Buckle sonrió por primera vez.

—Si le pilla una de esas calmas, puede colocar un remo largo en cada una de las escotillas, señor. Si se libera la cubierta inferior y se coloca a cada hombre en uno de esos remos, aún puede sacarle más jugo.

Bolitho desvió la mirada. La lectura de los libros y la correspondencia no le habían informado ni de la mitad de lo que debía saber. Se sintió vagamente indignado por la ausencia del primer teniente. Normalmente, el anterior capitán, o al menos el teniente de mayor rango hubiera permanecido a bordo para indicarle el comportamiento y los fallos del barco.

—En seguida se hará al barco, señor —dijo Buckle—. Es el mejor de todos.

Bolitho le ojeó de arriba abajo. El piloto no parecía tonto en absoluto, pero, al igual que Graves, parecía ocultar algo. Quizá estaban esperando a que les mostrara su fuerza, o su debilidad. Se obligó a responder fríamente.

—Eso ya lo veremos —cuando elevó la mirada observó que le hombre le contemplaba con una súbita ansiedad—. ¿Alguna otra cuestión? —añadió—.

Buckle se puso en pie.

—No, señor.

—Bien.

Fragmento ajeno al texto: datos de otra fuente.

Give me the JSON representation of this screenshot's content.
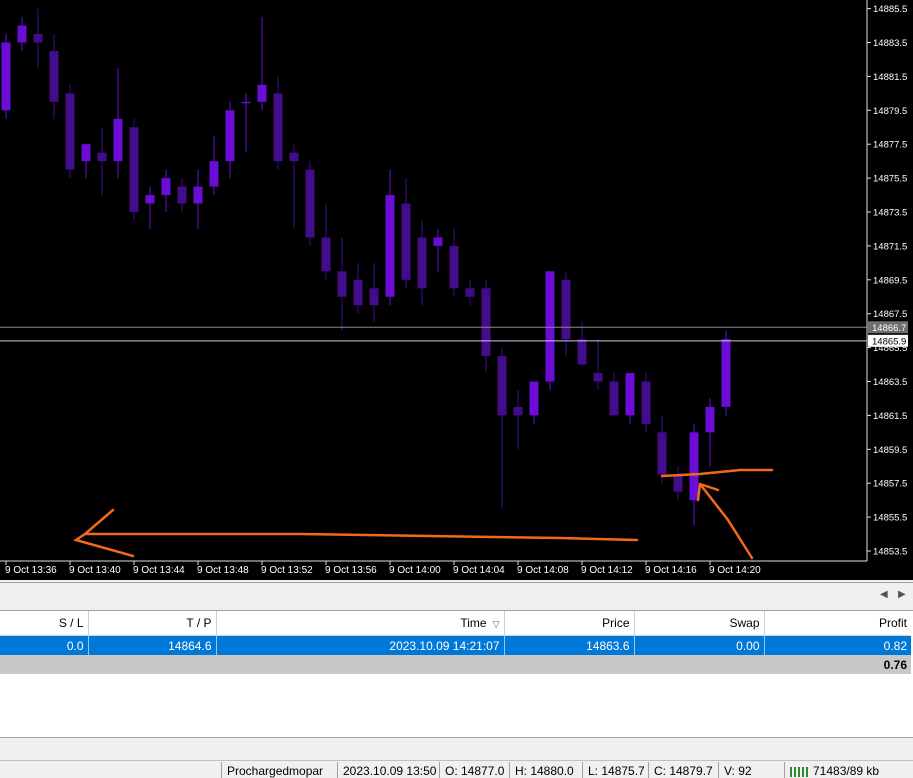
{
  "chart": {
    "background": "#000000",
    "bull_color": "#6a0dd6",
    "bear_color": "#420c8a",
    "price_lines": [
      {
        "price": 14866.7,
        "label": "14866.7",
        "style": "grey"
      },
      {
        "price": 14865.9,
        "label": "14865.9",
        "style": "white"
      }
    ],
    "price_ticks": [
      "14885.5",
      "14883.5",
      "14881.5",
      "14879.5",
      "14877.5",
      "14875.5",
      "14873.5",
      "14871.5",
      "14869.5",
      "14867.5",
      "14865.5",
      "14863.5",
      "14861.5",
      "14859.5",
      "14857.5",
      "14855.5",
      "14853.5"
    ],
    "time_labels": [
      "9 Oct 13:36",
      "9 Oct 13:40",
      "9 Oct 13:44",
      "9 Oct 13:48",
      "9 Oct 13:52",
      "9 Oct 13:56",
      "9 Oct 14:00",
      "9 Oct 14:04",
      "9 Oct 14:08",
      "9 Oct 14:12",
      "9 Oct 14:16",
      "9 Oct 14:20"
    ],
    "annotation_color": "#f06a1e"
  },
  "chart_data": {
    "type": "candlestick",
    "y_range": [
      14852.5,
      14886.5
    ],
    "candles": [
      {
        "o": 14879.5,
        "h": 14884.0,
        "l": 14879.0,
        "c": 14883.5
      },
      {
        "o": 14883.5,
        "h": 14885.0,
        "l": 14883.0,
        "c": 14884.5
      },
      {
        "o": 14884.0,
        "h": 14885.5,
        "l": 14882.0,
        "c": 14883.5
      },
      {
        "o": 14883.0,
        "h": 14884.0,
        "l": 14879.0,
        "c": 14880.0
      },
      {
        "o": 14880.5,
        "h": 14881.0,
        "l": 14875.5,
        "c": 14876.0
      },
      {
        "o": 14876.5,
        "h": 14877.5,
        "l": 14875.5,
        "c": 14877.5
      },
      {
        "o": 14877.0,
        "h": 14878.5,
        "l": 14874.5,
        "c": 14876.5
      },
      {
        "o": 14876.5,
        "h": 14882.0,
        "l": 14875.5,
        "c": 14879.0
      },
      {
        "o": 14878.5,
        "h": 14879.0,
        "l": 14873.0,
        "c": 14873.5
      },
      {
        "o": 14874.0,
        "h": 14875.0,
        "l": 14872.5,
        "c": 14874.5
      },
      {
        "o": 14874.5,
        "h": 14876.0,
        "l": 14873.5,
        "c": 14875.5
      },
      {
        "o": 14875.0,
        "h": 14875.5,
        "l": 14873.5,
        "c": 14874.0
      },
      {
        "o": 14874.0,
        "h": 14876.0,
        "l": 14872.5,
        "c": 14875.0
      },
      {
        "o": 14875.0,
        "h": 14878.0,
        "l": 14874.5,
        "c": 14876.5
      },
      {
        "o": 14876.5,
        "h": 14880.0,
        "l": 14875.5,
        "c": 14879.5
      },
      {
        "o": 14880.0,
        "h": 14880.5,
        "l": 14877.0,
        "c": 14880.0
      },
      {
        "o": 14880.0,
        "h": 14885.0,
        "l": 14879.5,
        "c": 14881.0
      },
      {
        "o": 14880.5,
        "h": 14881.5,
        "l": 14876.0,
        "c": 14876.5
      },
      {
        "o": 14877.0,
        "h": 14877.5,
        "l": 14872.5,
        "c": 14876.5
      },
      {
        "o": 14876.0,
        "h": 14876.5,
        "l": 14871.5,
        "c": 14872.0
      },
      {
        "o": 14872.0,
        "h": 14874.0,
        "l": 14869.5,
        "c": 14870.0
      },
      {
        "o": 14870.0,
        "h": 14872.0,
        "l": 14866.5,
        "c": 14868.5
      },
      {
        "o": 14869.5,
        "h": 14870.5,
        "l": 14867.5,
        "c": 14868.0
      },
      {
        "o": 14869.0,
        "h": 14870.5,
        "l": 14867.0,
        "c": 14868.0
      },
      {
        "o": 14868.5,
        "h": 14876.0,
        "l": 14868.0,
        "c": 14874.5
      },
      {
        "o": 14874.0,
        "h": 14875.5,
        "l": 14869.0,
        "c": 14869.5
      },
      {
        "o": 14872.0,
        "h": 14873.0,
        "l": 14868.0,
        "c": 14869.0
      },
      {
        "o": 14871.5,
        "h": 14872.5,
        "l": 14870.0,
        "c": 14872.0
      },
      {
        "o": 14871.5,
        "h": 14872.5,
        "l": 14868.5,
        "c": 14869.0
      },
      {
        "o": 14869.0,
        "h": 14869.5,
        "l": 14868.0,
        "c": 14868.5
      },
      {
        "o": 14869.0,
        "h": 14869.5,
        "l": 14864.0,
        "c": 14865.0
      },
      {
        "o": 14865.0,
        "h": 14865.5,
        "l": 14856.0,
        "c": 14861.5
      },
      {
        "o": 14862.0,
        "h": 14863.0,
        "l": 14859.5,
        "c": 14861.5
      },
      {
        "o": 14861.5,
        "h": 14863.5,
        "l": 14861.0,
        "c": 14863.5
      },
      {
        "o": 14863.5,
        "h": 14870.0,
        "l": 14863.0,
        "c": 14870.0
      },
      {
        "o": 14869.5,
        "h": 14870.0,
        "l": 14865.0,
        "c": 14866.0
      },
      {
        "o": 14866.0,
        "h": 14867.0,
        "l": 14864.5,
        "c": 14864.5
      },
      {
        "o": 14864.0,
        "h": 14866.0,
        "l": 14863.0,
        "c": 14863.5
      },
      {
        "o": 14863.5,
        "h": 14864.0,
        "l": 14861.5,
        "c": 14861.5
      },
      {
        "o": 14861.5,
        "h": 14864.0,
        "l": 14861.0,
        "c": 14864.0
      },
      {
        "o": 14863.5,
        "h": 14864.0,
        "l": 14860.5,
        "c": 14861.0
      },
      {
        "o": 14860.5,
        "h": 14861.5,
        "l": 14857.5,
        "c": 14858.0
      },
      {
        "o": 14858.0,
        "h": 14858.5,
        "l": 14856.5,
        "c": 14857.0
      },
      {
        "o": 14856.5,
        "h": 14861.0,
        "l": 14855.0,
        "c": 14860.5
      },
      {
        "o": 14860.5,
        "h": 14862.5,
        "l": 14858.5,
        "c": 14862.0
      },
      {
        "o": 14862.0,
        "h": 14866.5,
        "l": 14861.5,
        "c": 14866.0
      }
    ]
  },
  "trades": {
    "columns": [
      {
        "key": "sl",
        "label": "S / L"
      },
      {
        "key": "tp",
        "label": "T / P"
      },
      {
        "key": "time",
        "label": "Time"
      },
      {
        "key": "price",
        "label": "Price"
      },
      {
        "key": "swap",
        "label": "Swap"
      },
      {
        "key": "profit",
        "label": "Profit"
      }
    ],
    "row": {
      "sl": "0.0",
      "tp": "14864.6",
      "time": "2023.10.09 14:21:07",
      "price": "14863.6",
      "swap": "0.00",
      "profit": "0.82"
    },
    "total": "0.76",
    "selected_color": "#0078d7"
  },
  "status_bar": {
    "profile": "Prochargedmopar",
    "datetime": "2023.10.09 13:50",
    "open": "O: 14877.0",
    "high": "H: 14880.0",
    "low": "L: 14875.7",
    "close": "C: 14879.7",
    "volume": "V: 92",
    "traffic": "71483/89 kb"
  }
}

Creo que las órdenes para zarpar llegarán en cualquier momento. Espero que el barco esté preparado.

Buckle asintió.

—Sí, señor. No tema.

Bolitho se sinceró. Posiblemente fuera su propia inseguridad la que le hacía comportarse de modo innecesariamente duro con su piloto. Y era muy probable, también, que precisara en gran medida de la guía de Buckle hasta que cogiera el pulso a su nuevo puesto.

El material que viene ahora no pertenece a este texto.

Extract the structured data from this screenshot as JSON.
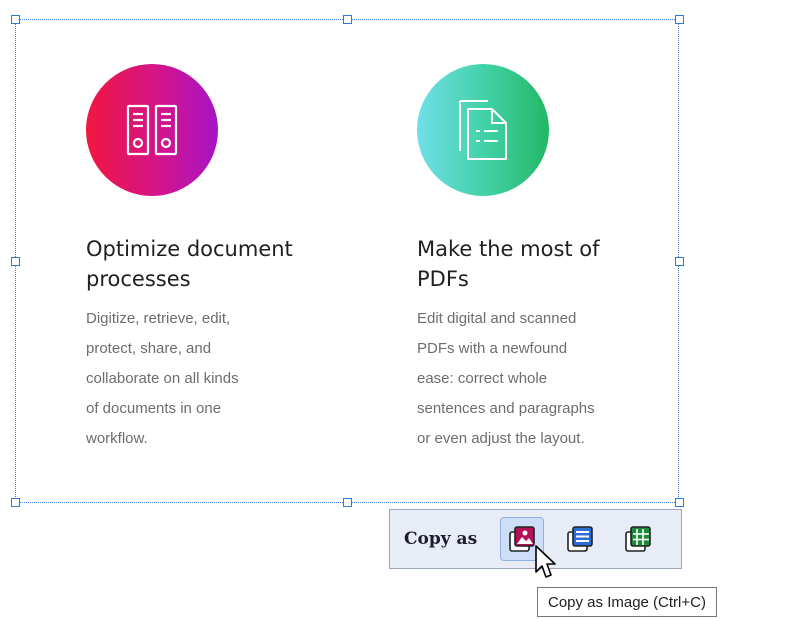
{
  "features": [
    {
      "icon": "binders-icon",
      "title_line1": "Optimize document",
      "title_line2": "processes",
      "description_lines": [
        "Digitize, retrieve, edit,",
        "protect, share, and",
        "collaborate on all kinds",
        "of documents in one",
        "workflow."
      ]
    },
    {
      "icon": "pdf-document-icon",
      "title_line1": "Make the most of",
      "title_line2": "PDFs",
      "description_lines": [
        "Edit digital and scanned",
        "PDFs with a newfound",
        "ease: correct whole",
        "sentences and paragraphs",
        "or even adjust the layout."
      ]
    }
  ],
  "toolbar": {
    "label": "Copy as",
    "buttons": [
      {
        "icon": "copy-as-image-icon",
        "active": true
      },
      {
        "icon": "copy-as-text-icon",
        "active": false
      },
      {
        "icon": "copy-as-table-icon",
        "active": false
      }
    ]
  },
  "tooltip": {
    "text": "Copy as Image (Ctrl+C)"
  },
  "colors": {
    "selection_border": "#3b7fd4",
    "icon_1_gradient": [
      "#f1173f",
      "#d3148a",
      "#a714c7"
    ],
    "icon_2_gradient": [
      "#71dfe8",
      "#3fd0a2",
      "#23b765"
    ],
    "toolbar_bg": "#e7ecf7",
    "image_icon": "#b4105a",
    "text_icon": "#2b6fd6",
    "table_icon": "#1d8a3a"
  }
}
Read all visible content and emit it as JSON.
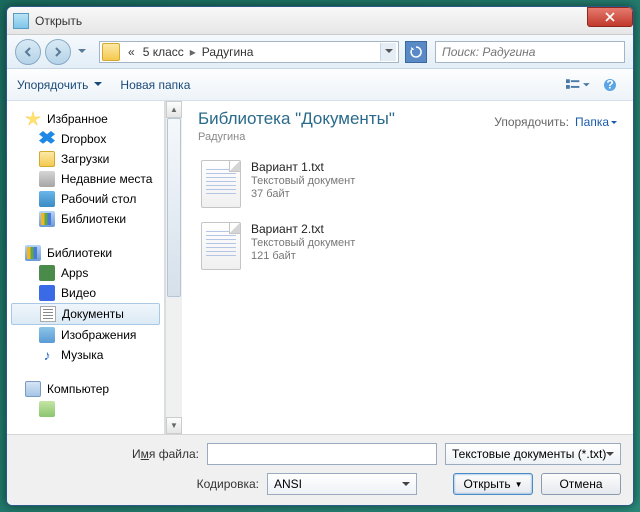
{
  "window": {
    "title": "Открыть"
  },
  "breadcrumb": {
    "chevrons": "«",
    "seg1": "5 класс",
    "seg2": "Радугина"
  },
  "search": {
    "placeholder": "Поиск: Радугина"
  },
  "toolbar": {
    "organize": "Упорядочить",
    "newfolder": "Новая папка"
  },
  "sidebar": {
    "favorites": {
      "label": "Избранное",
      "items": [
        {
          "label": "Dropbox"
        },
        {
          "label": "Загрузки"
        },
        {
          "label": "Недавние места"
        },
        {
          "label": "Рабочий стол"
        },
        {
          "label": "Библиотеки"
        }
      ]
    },
    "libraries": {
      "label": "Библиотеки",
      "items": [
        {
          "label": "Apps"
        },
        {
          "label": "Видео"
        },
        {
          "label": "Документы"
        },
        {
          "label": "Изображения"
        },
        {
          "label": "Музыка"
        }
      ]
    },
    "computer": {
      "label": "Компьютер"
    }
  },
  "content": {
    "library_title": "Библиотека \"Документы\"",
    "library_sub": "Радугина",
    "arrange_label": "Упорядочить:",
    "arrange_value": "Папка",
    "files": [
      {
        "name": "Вариант 1.txt",
        "type": "Текстовый документ",
        "size": "37 байт"
      },
      {
        "name": "Вариант 2.txt",
        "type": "Текстовый документ",
        "size": "121 байт"
      }
    ]
  },
  "footer": {
    "filename_label_pre": "И",
    "filename_label_u": "м",
    "filename_label_post": "я файла:",
    "filename_value": "",
    "filetype": "Текстовые документы (*.txt)",
    "encoding_label_pre": "Ко",
    "encoding_label_u": "д",
    "encoding_label_post": "ировка:",
    "encoding_value": "ANSI",
    "open": "Открыть",
    "cancel": "Отмена"
  }
}
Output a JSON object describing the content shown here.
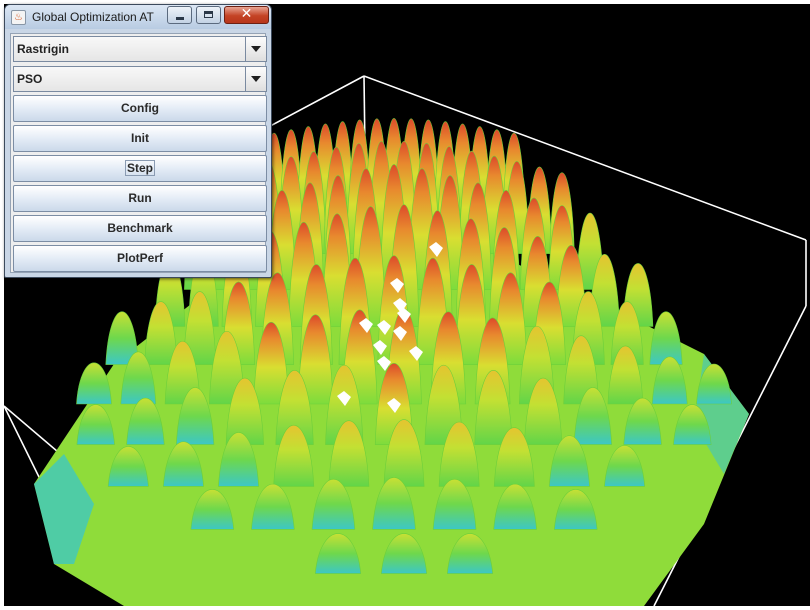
{
  "window": {
    "title": "Global Optimization AT"
  },
  "controls": {
    "function_select": {
      "value": "Rastrigin"
    },
    "algorithm_select": {
      "value": "PSO"
    },
    "buttons": [
      {
        "id": "config",
        "label": "Config"
      },
      {
        "id": "init",
        "label": "Init"
      },
      {
        "id": "step",
        "label": "Step",
        "focused": true
      },
      {
        "id": "run",
        "label": "Run"
      },
      {
        "id": "benchmark",
        "label": "Benchmark"
      },
      {
        "id": "plotperf",
        "label": "PlotPerf"
      }
    ]
  },
  "scene": {
    "background": "#000000",
    "box_color": "#ffffff",
    "surface": "Rastrigin",
    "colormap": [
      "#3fb7d8",
      "#5ad46a",
      "#a8e234",
      "#e9d12f",
      "#e8892e",
      "#e0452a"
    ],
    "particle_color": "#ffffff"
  }
}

—No tengo la menor duda —dijo— de que se me sentiré tan satisfecho con sus servicios como lo estaba el capitán Ransome.

Buckle tragó saliva con un esfuerzo.

—Sí, señor —echó una mirada en derredor del camarote—. Gracias, señor.

La puerta se cerró a sus espaldas, y Bolitho pasó un dedo por su silla. Tan sólo hacía unas horas desde que había subido a bordo entre el estruendo de las gaitas, y ya comenzaba a sentirse como otra persona.

Su vida anterior resultaba tan extraña, aquella existencia en la que podía discutir y competir con el resto de los compañeros, maldecir al capitán a sus espaldas o desvelar una debilidad que sólo él conocía. Y desde ese día, una sola palabra podía provocar un estremecimiento en los ojos de un hombre, o hacerle temer por su propia seguridad. Buckle le llevaba dieciocho años, pero aún así, a la primera muestra de disgusto de Bolitho casi se había encogido.

Cerró los ojos e intentó decidir cómo debía obrar. Un intento de resultar demasiado popular era una estupidez, pero mantener de modo inflexible la disciplina y el orden lo convertirían en un tirano. Recordó las palabras de Colquhoun y sonrió con tristeza; hasta que uno no alcanzaba el elevado puesto de Colquhoun no se estaba seguro de nada.

En algún lugar fuera de la cámara escuchó una bravuconada, y la respuesta desde un bote. Luego el crujido del casco, el recorrido de unos pasos sobre una pasarela. Parecía irreal e increíble que el barco, su barco, se ocupara de sus asuntos mientras él continuaba sentado a la mesa. Suspiró de nuevo, y fijó la mirada en la pila de papeles y libros. Le llevaría más tiempo del previsto ponerse al día.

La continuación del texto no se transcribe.